Mondelez buys majority stake in Grenade​

By Curtley Bale​

The Story

International snack food company Mondelez has bought a majority stake in Grenade, the UK-based company focussing on healthier, low sugar snack options. Grenade is best known for its market-leading protein bar, Carb Killa. Grenade was founded in Solihull by Alan and Juliet Barratt in 2010 and bought by private equity firm Lion Capital in 2017 for £72m. Mondelez also owns one of Britain’s hallmark companies, Cadbury’s. The deal is set to be worth £200m but the exact shareholding figures have not been announced.

What it Means for Businesses and Law Firms

Grenade was a UK start-up aimed at healthier snack options. Its initial audience began with gym-goers or those who were looking to maintain a healthier diet. However, low sugar options have become far more mainstream in recent years, leading to Grenade expanding into 80 countries (CityAM). Its Carb Killa protein bar has been a market leader since 2016, attracting consumers who seek a nutritious snack on the move. Grenade has since expanded into milkshakes and energy drinks. The recent surge in popularity led to Grenade posting revenue figures of £51.7m in 2019, a 37% increase on 2018’s figures (Financial Times).

Mondelez’s motivations lie in the need to diversify its product portfolio. The company owns some of the world’s most well-known brands such as Cadbury’s, Milka, and Oreo. However, many of these snacks tend to be high in sugar, an issue as some consumers become more cognisant of the food they consume, seeking out healthier, less sugary varieties where possible. This health consciousness is being encouraged by governments around the world as countries look set to tackle obesity in the coming decade. Weapons such as a sugar tax and a ban on promotional offers of sugary foods are all being utilised in the UK's fight. Therefore, it makes sense that Mondelez is seeking to enter into the healthy snacks market.
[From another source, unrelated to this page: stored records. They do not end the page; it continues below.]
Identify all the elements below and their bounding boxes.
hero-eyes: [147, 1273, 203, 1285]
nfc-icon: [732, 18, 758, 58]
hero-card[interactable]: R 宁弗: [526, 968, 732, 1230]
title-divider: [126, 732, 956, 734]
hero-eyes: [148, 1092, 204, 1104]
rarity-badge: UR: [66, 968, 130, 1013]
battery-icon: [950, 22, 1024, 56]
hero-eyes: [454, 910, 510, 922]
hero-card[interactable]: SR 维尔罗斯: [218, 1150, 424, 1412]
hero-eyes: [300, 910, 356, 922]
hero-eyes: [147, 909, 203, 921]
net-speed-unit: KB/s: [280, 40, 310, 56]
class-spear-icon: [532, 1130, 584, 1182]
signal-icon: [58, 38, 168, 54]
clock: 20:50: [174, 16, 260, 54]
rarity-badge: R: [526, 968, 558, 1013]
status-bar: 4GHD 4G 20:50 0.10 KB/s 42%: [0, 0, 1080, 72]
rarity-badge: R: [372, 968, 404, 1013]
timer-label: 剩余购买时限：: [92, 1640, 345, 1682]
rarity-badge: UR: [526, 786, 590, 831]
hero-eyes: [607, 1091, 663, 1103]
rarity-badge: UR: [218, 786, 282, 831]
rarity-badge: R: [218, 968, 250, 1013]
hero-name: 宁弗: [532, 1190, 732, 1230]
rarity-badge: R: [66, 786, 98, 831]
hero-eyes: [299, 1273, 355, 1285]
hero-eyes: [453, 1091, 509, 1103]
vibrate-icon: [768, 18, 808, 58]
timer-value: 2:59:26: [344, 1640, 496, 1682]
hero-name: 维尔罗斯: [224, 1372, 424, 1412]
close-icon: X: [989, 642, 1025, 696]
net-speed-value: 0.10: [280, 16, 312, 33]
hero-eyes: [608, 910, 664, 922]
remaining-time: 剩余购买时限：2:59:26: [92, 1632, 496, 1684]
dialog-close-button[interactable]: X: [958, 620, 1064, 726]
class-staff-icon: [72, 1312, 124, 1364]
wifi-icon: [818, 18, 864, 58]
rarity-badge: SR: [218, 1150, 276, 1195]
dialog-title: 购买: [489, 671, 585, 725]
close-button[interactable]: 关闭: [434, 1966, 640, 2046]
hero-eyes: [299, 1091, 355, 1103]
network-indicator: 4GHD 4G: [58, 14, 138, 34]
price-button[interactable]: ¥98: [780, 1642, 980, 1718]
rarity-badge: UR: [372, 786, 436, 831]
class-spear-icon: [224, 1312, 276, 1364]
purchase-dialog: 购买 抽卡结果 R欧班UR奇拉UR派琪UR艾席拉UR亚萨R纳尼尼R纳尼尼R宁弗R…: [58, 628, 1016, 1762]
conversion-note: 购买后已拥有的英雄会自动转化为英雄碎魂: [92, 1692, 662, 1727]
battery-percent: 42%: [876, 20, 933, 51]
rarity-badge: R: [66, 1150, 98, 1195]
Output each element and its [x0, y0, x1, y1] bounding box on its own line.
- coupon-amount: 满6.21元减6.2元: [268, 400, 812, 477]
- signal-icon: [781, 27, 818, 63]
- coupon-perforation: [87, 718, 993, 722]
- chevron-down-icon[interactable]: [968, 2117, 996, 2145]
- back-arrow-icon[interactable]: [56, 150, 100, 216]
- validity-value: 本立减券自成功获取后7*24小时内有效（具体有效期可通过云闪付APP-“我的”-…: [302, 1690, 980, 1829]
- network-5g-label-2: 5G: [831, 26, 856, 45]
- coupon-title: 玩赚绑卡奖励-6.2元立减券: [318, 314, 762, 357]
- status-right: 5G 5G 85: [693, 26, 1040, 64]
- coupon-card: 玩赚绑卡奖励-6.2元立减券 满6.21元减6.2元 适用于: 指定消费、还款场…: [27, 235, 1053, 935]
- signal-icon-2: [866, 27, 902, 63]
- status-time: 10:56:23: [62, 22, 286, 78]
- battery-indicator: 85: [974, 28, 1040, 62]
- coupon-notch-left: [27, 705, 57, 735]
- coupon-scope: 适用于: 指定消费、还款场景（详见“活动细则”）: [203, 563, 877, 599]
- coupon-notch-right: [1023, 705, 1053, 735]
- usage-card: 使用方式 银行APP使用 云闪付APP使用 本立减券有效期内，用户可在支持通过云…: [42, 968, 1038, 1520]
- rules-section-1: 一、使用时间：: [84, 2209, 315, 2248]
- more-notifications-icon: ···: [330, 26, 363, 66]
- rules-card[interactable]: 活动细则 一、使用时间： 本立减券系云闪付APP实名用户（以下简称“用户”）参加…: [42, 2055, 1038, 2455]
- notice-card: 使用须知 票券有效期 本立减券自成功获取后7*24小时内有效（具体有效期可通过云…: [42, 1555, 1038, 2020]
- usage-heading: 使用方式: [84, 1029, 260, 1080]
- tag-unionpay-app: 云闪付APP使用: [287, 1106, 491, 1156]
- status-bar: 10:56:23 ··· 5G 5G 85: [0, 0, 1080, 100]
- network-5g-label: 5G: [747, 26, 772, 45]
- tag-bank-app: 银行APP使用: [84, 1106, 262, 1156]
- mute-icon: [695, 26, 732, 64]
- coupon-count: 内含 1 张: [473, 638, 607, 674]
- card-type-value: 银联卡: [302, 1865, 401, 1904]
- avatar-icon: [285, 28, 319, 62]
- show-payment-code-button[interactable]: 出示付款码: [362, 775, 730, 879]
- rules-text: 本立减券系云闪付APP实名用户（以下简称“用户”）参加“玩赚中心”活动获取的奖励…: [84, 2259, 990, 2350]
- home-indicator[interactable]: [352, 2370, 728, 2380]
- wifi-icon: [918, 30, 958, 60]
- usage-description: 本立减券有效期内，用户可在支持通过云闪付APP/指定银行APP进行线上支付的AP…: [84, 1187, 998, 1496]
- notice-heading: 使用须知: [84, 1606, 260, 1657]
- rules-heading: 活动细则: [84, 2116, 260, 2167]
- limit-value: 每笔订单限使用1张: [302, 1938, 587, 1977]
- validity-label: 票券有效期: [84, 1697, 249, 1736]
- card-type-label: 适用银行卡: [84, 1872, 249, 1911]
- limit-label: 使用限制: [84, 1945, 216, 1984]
The healthy snacks market is a fast-growing segment with Mondelez’s most recent acquisition coming in 2019 when it bought Perfect Snacks in the US for $284m. Alongside Grenade, Mondelez is now in a much better position in this market. The company has also committed to retaining the Barratt family’s minority control of the company with Alan Barratt remaining as CEO.

Looking forward, the international snack food giant has targets of continued global expansion and widening the product range (Mondelez press release). Mondelez currently operates in 150 countries meaning it has the infrastructure to help increase Grenade’s global footprint. With this deal, Mondelez seems to be hedging its bets and future-proofing its business as continued action on obesity is inevitable.

Mondelez was advised by Baker McKenzie with the firm structuring the deal across multiple jurisdictions and ensuring the transaction met the client’s “strategic vision” for future business (Baker McKenzie).